I think generative AI is both flawed and damaging, and it gives AI as a whole a bad reputation because generative AI is what the consumer gets to see, and not the AI that is being used as a tool to help people make their lives easier.
Speaking of that, I also take issue with that fact that we are more productive than ever before, and AI will only continue to improve that productivity margin, but workers and laborers across the country will never see a dime of compensation for that. People might be able to do the work of two or even three people with the help of AI assistants, but they certainly will never get the salary of three people, and it means that two out of those three people probably don’t have a job anymore if demand doesn’t increase proportionally.
I want to see regulations on AI. Will this slow down the development and advancement of AI? Almost certainly, but we’ve already seen the chaos that unfettered AI can cause to entire industries. It’s a small price to pay to ask that AI companies prove that they are being ethical and that their work will not damage the livelihood of other people, or that their success will not be born off the backs of other creative endeavors.
Fwiw, I’ve been getting called an alarmist for talking about Trump’s and Republican’s fascist tendencies since at least 2016, if not earlier. I’m now comfortably living in another country.
My point being that people will call you an alarmist for suggesting anything that requires them to go out of their comfort zone. It doesn’t necessarily mean you’re wrong, it just shows how stupid people are.
Did you move overseas? And if you did, was it expensive to move your things?
It wasn’t overseas but moving my stuff was expensive, yes. Even with my company paying a portion of it. It’s just me and my partner in a 2br apartment so it’s honestly not a ton of stuff either.
TBH, it’s mostly the corporate control and misinformation/hype that’s the problem. And the fact that they can require substantial energy use and are used for such trivial shit. And that that use is actively degrading people’s capacity for critical thinking.

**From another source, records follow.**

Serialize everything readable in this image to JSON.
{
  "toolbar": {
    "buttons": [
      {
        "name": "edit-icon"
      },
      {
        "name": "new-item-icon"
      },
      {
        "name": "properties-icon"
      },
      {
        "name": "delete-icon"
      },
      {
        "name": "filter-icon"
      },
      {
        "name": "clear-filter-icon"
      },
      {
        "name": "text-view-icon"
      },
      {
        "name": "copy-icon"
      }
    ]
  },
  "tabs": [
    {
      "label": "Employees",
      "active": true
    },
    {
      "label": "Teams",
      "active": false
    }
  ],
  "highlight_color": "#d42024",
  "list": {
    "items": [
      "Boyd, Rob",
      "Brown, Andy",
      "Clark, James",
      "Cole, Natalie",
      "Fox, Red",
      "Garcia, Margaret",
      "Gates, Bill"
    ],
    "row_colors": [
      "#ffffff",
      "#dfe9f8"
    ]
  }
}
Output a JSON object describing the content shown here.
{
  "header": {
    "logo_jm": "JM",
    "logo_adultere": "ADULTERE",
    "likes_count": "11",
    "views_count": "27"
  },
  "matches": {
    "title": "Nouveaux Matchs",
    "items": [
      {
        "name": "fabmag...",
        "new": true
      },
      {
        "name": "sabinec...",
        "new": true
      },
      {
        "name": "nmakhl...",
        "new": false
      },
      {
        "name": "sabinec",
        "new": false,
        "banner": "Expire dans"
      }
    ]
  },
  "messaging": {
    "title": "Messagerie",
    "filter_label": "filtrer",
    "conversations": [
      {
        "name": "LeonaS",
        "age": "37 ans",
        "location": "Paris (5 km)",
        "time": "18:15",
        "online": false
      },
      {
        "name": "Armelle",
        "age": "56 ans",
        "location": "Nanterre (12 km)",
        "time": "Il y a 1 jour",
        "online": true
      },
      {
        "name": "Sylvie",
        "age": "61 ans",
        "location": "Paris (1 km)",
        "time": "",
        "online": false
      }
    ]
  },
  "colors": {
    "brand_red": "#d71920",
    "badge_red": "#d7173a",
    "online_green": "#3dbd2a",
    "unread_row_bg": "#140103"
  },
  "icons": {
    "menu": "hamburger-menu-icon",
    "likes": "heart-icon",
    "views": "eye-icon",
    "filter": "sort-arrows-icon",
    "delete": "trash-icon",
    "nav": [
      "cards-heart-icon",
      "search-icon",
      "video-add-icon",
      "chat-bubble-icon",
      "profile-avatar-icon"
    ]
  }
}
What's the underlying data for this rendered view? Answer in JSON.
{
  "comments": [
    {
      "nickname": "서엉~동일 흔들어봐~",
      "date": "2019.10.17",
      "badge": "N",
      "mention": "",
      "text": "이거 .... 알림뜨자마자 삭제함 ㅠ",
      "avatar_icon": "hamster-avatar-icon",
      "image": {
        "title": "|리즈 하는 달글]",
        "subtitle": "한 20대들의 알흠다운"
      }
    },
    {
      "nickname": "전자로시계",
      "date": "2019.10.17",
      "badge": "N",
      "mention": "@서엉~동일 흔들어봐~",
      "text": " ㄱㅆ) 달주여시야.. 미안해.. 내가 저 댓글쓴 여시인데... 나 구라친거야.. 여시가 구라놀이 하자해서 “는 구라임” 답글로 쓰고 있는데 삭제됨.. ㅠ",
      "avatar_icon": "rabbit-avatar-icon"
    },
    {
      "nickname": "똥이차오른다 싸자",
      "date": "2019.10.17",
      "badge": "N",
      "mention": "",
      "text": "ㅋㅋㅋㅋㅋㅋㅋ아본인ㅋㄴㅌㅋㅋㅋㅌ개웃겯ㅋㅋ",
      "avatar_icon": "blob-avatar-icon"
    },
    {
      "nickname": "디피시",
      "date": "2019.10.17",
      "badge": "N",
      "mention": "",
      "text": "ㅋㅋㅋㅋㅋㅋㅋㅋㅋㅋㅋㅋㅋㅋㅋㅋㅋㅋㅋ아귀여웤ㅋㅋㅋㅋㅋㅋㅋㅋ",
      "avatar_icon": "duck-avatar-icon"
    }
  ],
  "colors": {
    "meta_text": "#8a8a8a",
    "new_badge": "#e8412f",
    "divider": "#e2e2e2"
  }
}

ML in general can be super useful, and is an excellent tool for complex data analysis that can lead to really useful insights…
So yeah, uh… Eat the rich? And the marketing departments. And incorporate emissions into pricing, or regulate them to the point where it only becomes viable to non-trivial use cases.
The technology side of generative AI is fine. It’s interesting and promising technology.
The business side sucks and the AI companies just the latest continuation of the tech grift. Trying to squeeze as much money from latest hyped tech, laws or social or environmental impact be damned.
We need legislation to catch up. We also need society to be able to catch up. We can’t let the AI bros continue to foist more “helpful tools” on us, grab the money, and then just watch as it turns out to be damaging in unpredictable ways.
I agree, but I’d take it a step further and say we need legislation to far surpass the current conditions. For instance, I think it should be governments leading the charge in this field, as a matter of societal progress and national security.
That stealing copyrighted works would be as illegal for these companies as it is for normal people. Sick and tired of seeing them get away with it.
For it to go away just like Web 3.0 and NFTs did. Stop cramming it up our asses in every website and application. Make it opt in instead of maybe if you’re lucky, opt out. And also, stop burning down the planet with data center power and water usage. That’s all.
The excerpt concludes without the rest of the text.